30 gennaio 2013

“URNE” LOMBARDE


Le prossime elezioni rianimano in Lombardia i movimenti di pancia, con gli umori resi più acri da frustrazioni e fallimenti crescenti perché la pancia ragiona, se così si può dire, in modo dicotomico: ho fame, non ho più fame, ho ancora fame. Una pancia sempre piena è impossibile, soprattutto per i bulimici, non più affamati ma malati. La proposta di trattenere in Lombardia il 75% delle tasse non convince – e l’altro 25%? – e non è competitiva con quella di non pagarle proprio, prassi sempre più diffusa negli ultimi vent’anni, di fatto legalizzata. Ai piani alti ora il problema è che fare con gli amici elvetici, da un po’ di tempo in qua collusi con i governi europei per far pagare le tasse anche a chi si è sempre fidato della loro discrezione, che peraltro non viene meno. Ai piani bassi il problema è come tirare avanti, pur senza pagare le tasse, se chi che le paga spende sempre meno perché è tartassato dall’IMU, riedizione potenziata dell’ICI magicamente abolita sulla prima casa. L’ICI non c’è più, è stata sostituita dall’IMU. Sembra un giochino delle tre carte, come quello del candidato leader della alleanza tra Lega e Pdl.

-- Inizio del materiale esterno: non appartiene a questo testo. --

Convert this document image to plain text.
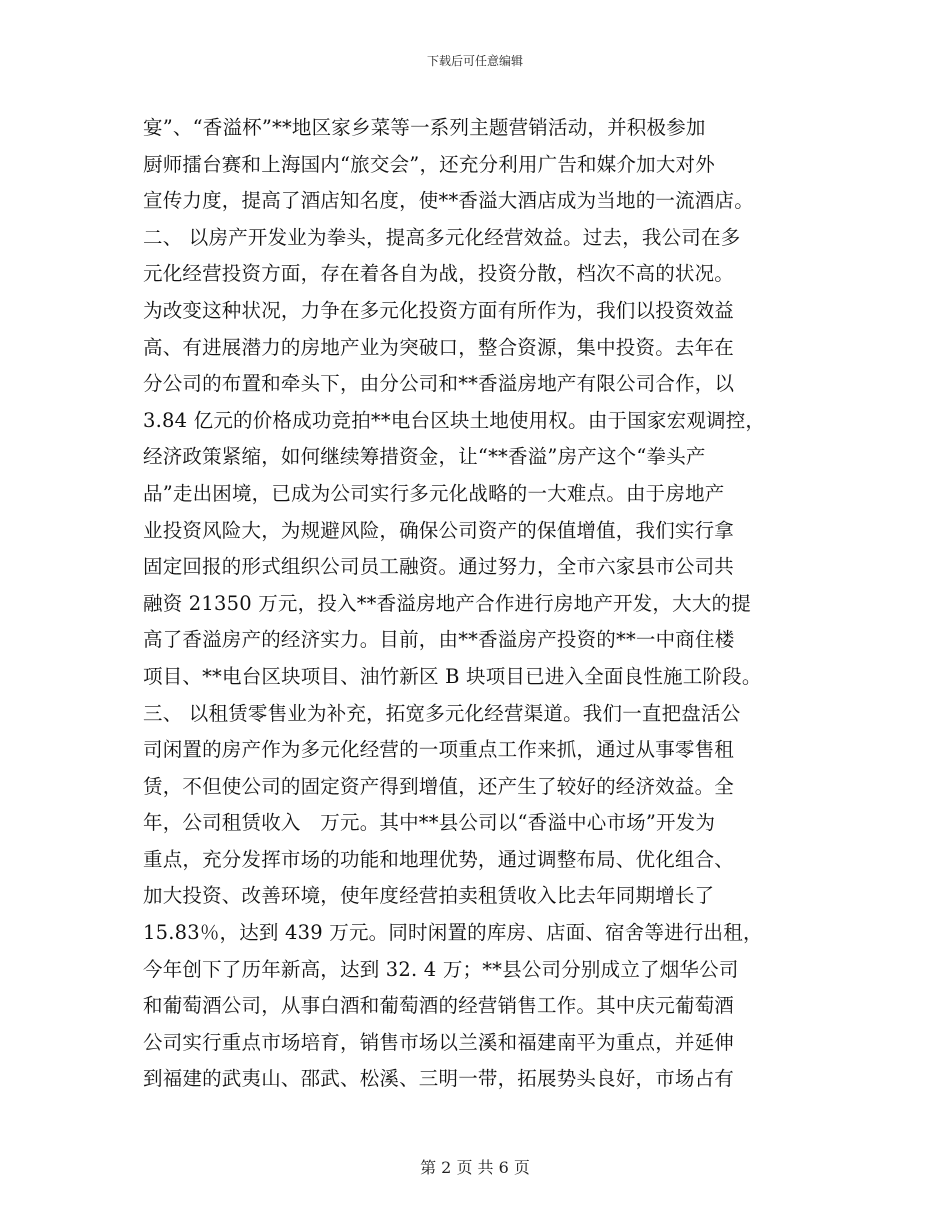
下载后可任意编辑
宴”、“香溢杯”**地区家乡菜等一系列主题营销活动，并积极参加
厨师擂台赛和上海国内“旅交会”，还充分利用广告和媒介加大对外
宣传力度，提高了酒店知名度，使**香溢大酒店成为当地的一流酒店。
二、 以房产开发业为拳头，提高多元化经营效益。过去，我公司在多
元化经营投资方面，存在着各自为战，投资分散，档次不高的状况。
为改变这种状况，力争在多元化投资方面有所作为，我们以投资效益
高、有进展潜力的房地产业为突破口，整合资源，集中投资。去年在
分公司的布置和牵头下，由分公司和**香溢房地产有限公司合作，以
3.84 亿元的价格成功竞拍**电台区块土地使用权。由于国家宏观调控，
经济政策紧缩，如何继续筹措资金，让“**香溢”房产这个“拳头产
品”走出困境，已成为公司实行多元化战略的一大难点。由于房地产
业投资风险大，为规避风险，确保公司资产的保值增值，我们实行拿
固定回报的形式组织公司员工融资。通过努力，全市六家县市公司共
融资 21350 万元，投入**香溢房地产合作进行房地产开发，大大的提
高了香溢房产的经济实力。目前，由**香溢房产投资的**一中商住楼
项目、**电台区块项目、油竹新区 B 块项目已进入全面良性施工阶段。
三、 以租赁零售业为补充，拓宽多元化经营渠道。我们一直把盘活公
司闲置的房产作为多元化经营的一项重点工作来抓，通过从事零售租
赁，不但使公司的固定资产得到增值，还产生了较好的经济效益。全
年，公司租赁收入　万元。其中**县公司以“香溢中心市场”开发为
重点，充分发挥市场的功能和地理优势，通过调整布局、优化组合、
加大投资、改善环境，使年度经营拍卖租赁收入比去年同期增长了
15.83％，达到 439 万元。同时闲置的库房、店面、宿舍等进行出租，
今年创下了历年新高，达到 32. 4 万；**县公司分别成立了烟华公司
和葡萄酒公司，从事白酒和葡萄酒的经营销售工作。其中庆元葡萄酒
公司实行重点市场培育，销售市场以兰溪和福建南平为重点，并延伸
到福建的武夷山、邵武、松溪、三明一带，拓展势头良好，市场占有
第 2 页 共 6 页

È arrivato anche a me – le vie di quel signore sono traverse – un patto del parlamentare con cui i candidati (immaginate di chi) si impegnano a fare solo due legislature (a che scopo?), dimezzarsi lo stipendio (inclusi gli incerti extra legem?) e di numero (tirando a sorte?), azzerare il finanziamento pubblico ai partiti (rilanciando il privato?), non tradire il mandato degli elettori (quale mandato?) e fare la massima trasparenza sui propri redditi e attività (anche illegali, adesso subito?). Chi fa tali promesse ha una ben scarsa opinione di noi elettori italiani, condivisa purtroppo dagli europei e per lo stesso motivo: se agli italiani piace essere presi in giro, perché no?

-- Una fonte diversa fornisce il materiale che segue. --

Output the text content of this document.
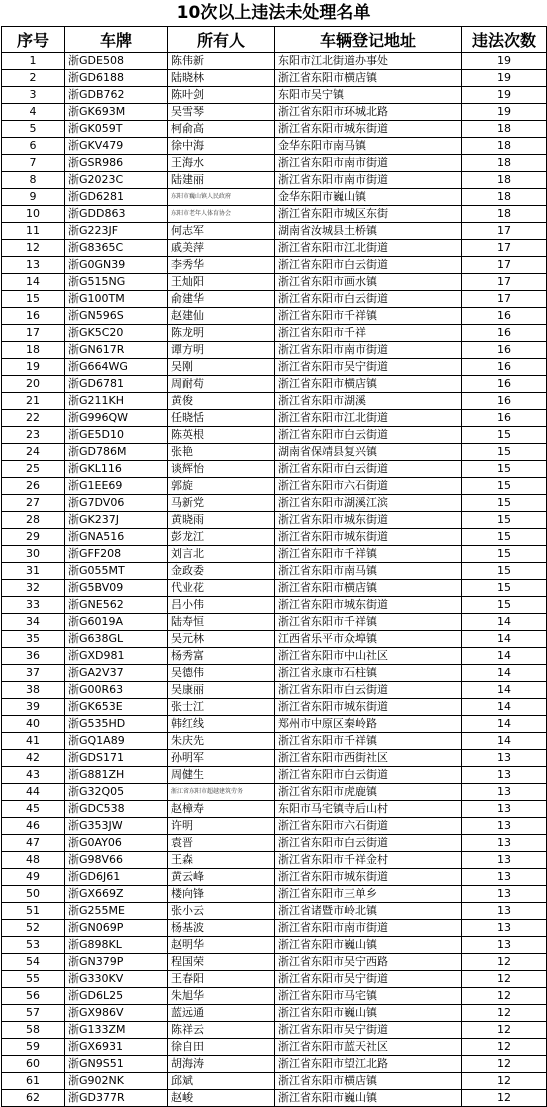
10次以上违法未处理名单
序号	车牌	所有人	车辆登记地址	违法次数
1	浙GDE508	陈伟新	东阳市江北街道办事处	19
2	浙GD6188	陆晓林	浙江省东阳市横店镇	19
3	浙GDB762	陈叶剑	东阳市吴宁镇	19
4	浙GK693M	吴雪琴	浙江省东阳市环城北路	19
5	浙GK059T	柯俞高	浙江省东阳市城东街道	18
6	浙GKV479	徐中海	金华东阳市南马镇	18
7	浙GSR986	王海水	浙江省东阳市南市街道	18
8	浙G2023C	陆建丽	浙江省东阳市南市街道	18
9	浙GD6281	东阳市巍山镇人民政府	金华东阳市巍山镇	18
10	浙GDD863	东阳市老年人体育协会	浙江省东阳市城区东街	18
11	浙G223JF	何志军	湖南省汝城县土桥镇	17
12	浙G8365C	戚美萍	浙江省东阳市江北街道	17
13	浙G0GN39	李秀华	浙江省东阳市白云街道	17
14	浙G515NG	王灿阳	浙江省东阳市画水镇	17
15	浙G100TM	俞建华	浙江省东阳市白云街道	17
16	浙GN596S	赵建仙	浙江省东阳市千祥镇	16
17	浙GK5C20	陈龙明	浙江省东阳市千祥	16
18	浙GN617R	谭方明	浙江省东阳市南市街道	16
19	浙G664WG	吴刚	浙江省东阳市吴宁街道	16
20	浙GD6781	周耐苟	浙江省东阳市横店镇	16
21	浙G211KH	黄俊	浙江省东阳市湖溪	16
22	浙G996QW	任晓恬	浙江省东阳市江北街道	16
23	浙GE5D10	陈英根	浙江省东阳市白云街道	15
24	浙GD786M	张艳	湖南省保靖县复兴镇	15
25	浙GKL116	谈辉怡	浙江省东阳市白云街道	15
26	浙G1EE69	郭旋	浙江省东阳市六石街道	15
27	浙G7DV06	马新党	浙江省东阳市湖溪江滨	15
28	浙GK237J	黄晓雨	浙江省东阳市城东街道	15
29	浙GNA516	彭龙江	浙江省东阳市城东街道	15
30	浙GFF208	刘言北	浙江省东阳市千祥镇	15
31	浙G055MT	金政委	浙江省东阳市南马镇	15
32	浙G5BV09	代业花	浙江省东阳市横店镇	15
33	浙GNE562	吕小伟	浙江省东阳市城东街道	15
34	浙G6019A	陆寿恒	浙江省东阳市千祥镇	14
35	浙G638GL	吴元林	江西省乐平市众埠镇	14
36	浙GXD981	杨秀富	浙江省东阳市中山社区	14
37	浙GA2V37	吴德伟	浙江省永康市石柱镇	14
38	浙G00R63	吴康丽	浙江省东阳市白云街道	14
39	浙GK653E	张士江	浙江省东阳市城东街道	14
40	浙G535HD	韩红线	郑州市中原区秦岭路	14
41	浙GQ1A89	朱庆先	浙江省东阳市千祥镇	14
42	浙GDS171	孙明军	浙江省东阳市西街社区	13
43	浙G881ZH	周健生	浙江省东阳市白云街道	13
44	浙G32Q05	浙江省东阳市超越建筑劳务	浙江省东阳市虎鹿镇	13
45	浙GDC538	赵樟寿	东阳市马宅镇寺后山村	13
46	浙G353JW	许明	浙江省东阳市六石街道	13
47	浙G0AY06	袁晋	浙江省东阳市白云街道	13
48	浙G98V66	王森	浙江省东阳市千祥金村	13
49	浙GD6J61	黄云峰	浙江省东阳市城东街道	13
50	浙GX669Z	楼向锋	浙江省东阳市三单乡	13
51	浙G255ME	张小云	浙江省诸暨市岭北镇	13
52	浙GN069P	杨基波	浙江省东阳市南市街道	13
53	浙G898KL	赵明华	浙江省东阳市巍山镇	13
54	浙GN379P	程国荣	浙江省东阳市吴宁西路	12
55	浙G330KV	王春阳	浙江省东阳市吴宁街道	12
56	浙GD6L25	朱旭华	浙江省东阳市马宅镇	12
57	浙GX986V	蓝远通	浙江省东阳市巍山镇	12
58	浙G133ZM	陈祥云	浙江省东阳市吴宁街道	12
59	浙GX6931	徐自田	浙江省东阳市蓝天社区	12
60	浙GN9S51	胡海涛	浙江省东阳市望江北路	12
61	浙G902NK	邱斌	浙江省东阳市横店镇	12
62	浙GD377R	赵峻	浙江省东阳市巍山镇	12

Quando ne eravamo padroni, trent’anni fa, il nostro debito pubblico dava con l’inflazione interessi ben più alti degli attuali legati allo spread, in gran parte alla Lombardia, attratti allora come oggi dal magnetismo della ricchezza che si accumula. Anche allora pagavano i poveri, ma nel consolidato nazionale era tutta una grande famiglia, anche perché in buona misura gli interessi erano pagati con nuovo debito, sempre a beneficio degli italiani più ricchi, lombardi in testa anche per la centralità finanziaria lombarda nel cosiddetto sistema-paese. Quel sostanziale trasferimento di ricchezza dalle aree più povere alle più ricche, in continuità con le grandi migrazioni interne precedenti, portò la Lombardia oltre la soglia magica che trasforma il denaro non più in lavoro, ma in rendita, a carico dello Stato allora solvibile. La soglia magica è la politica e non a caso la Lombardia, fin allora nano politico, negli ultimi trent’anni ha prodotto miracoli non più economici, ma politici e autocertificati da profeti padani e messia tv. Più che di politica tuttavia si tratta di costume, alla Piero Chiara, e con l’anziana vedova di Nina Berberova (in Ronqueval) si può dire: «Mio marito sosteneva che solo chi è imbecille si rovina per avere molte donne. A me ne è bastata una sola ed era la mia legittima moglie … Che cosa non ha fatto per me». E ancora, con Luigi Santucci, si può notare la passione per la fisicità dei lombardi ossessionati dall’idea di arrivare incolumi alla morte, alle urne che come le altre non si sa che cosa significhino (Il velocifero).

Abbiamo dato di noi al mondo una immagine di simpatici cialtroni, nella migliore delle ipotesi dei perditempo da tenere alla larga quando ci sono problemi veri e gravi da risolvere. È già successo. Purtroppo non basta: nei giorni scorsi, su Euronews, il nostro campione ha informato il mondo che The Economist è nella rete europea dei giornali di sinistra regolarmente imbeccati da la Repubblica. The Economist è la voce della City londinese, a sua volta partner-guida della Borsa Italiana; ancora un piccolo sforzo, e la si dirà tutta e tonda: la Repubblica
e The Economist sono la voce dell’eterno demonio demoplutogiudaico.

È ora di tornare alla realtà e alla verità del senso della vita che ci è stato trasmesso: per tutti il pane quotidiano, la remissione reciproca dei debiti, la forza di affrontare le prove, la liberazione dal male. Sant’Ambrœus, dacci una mano.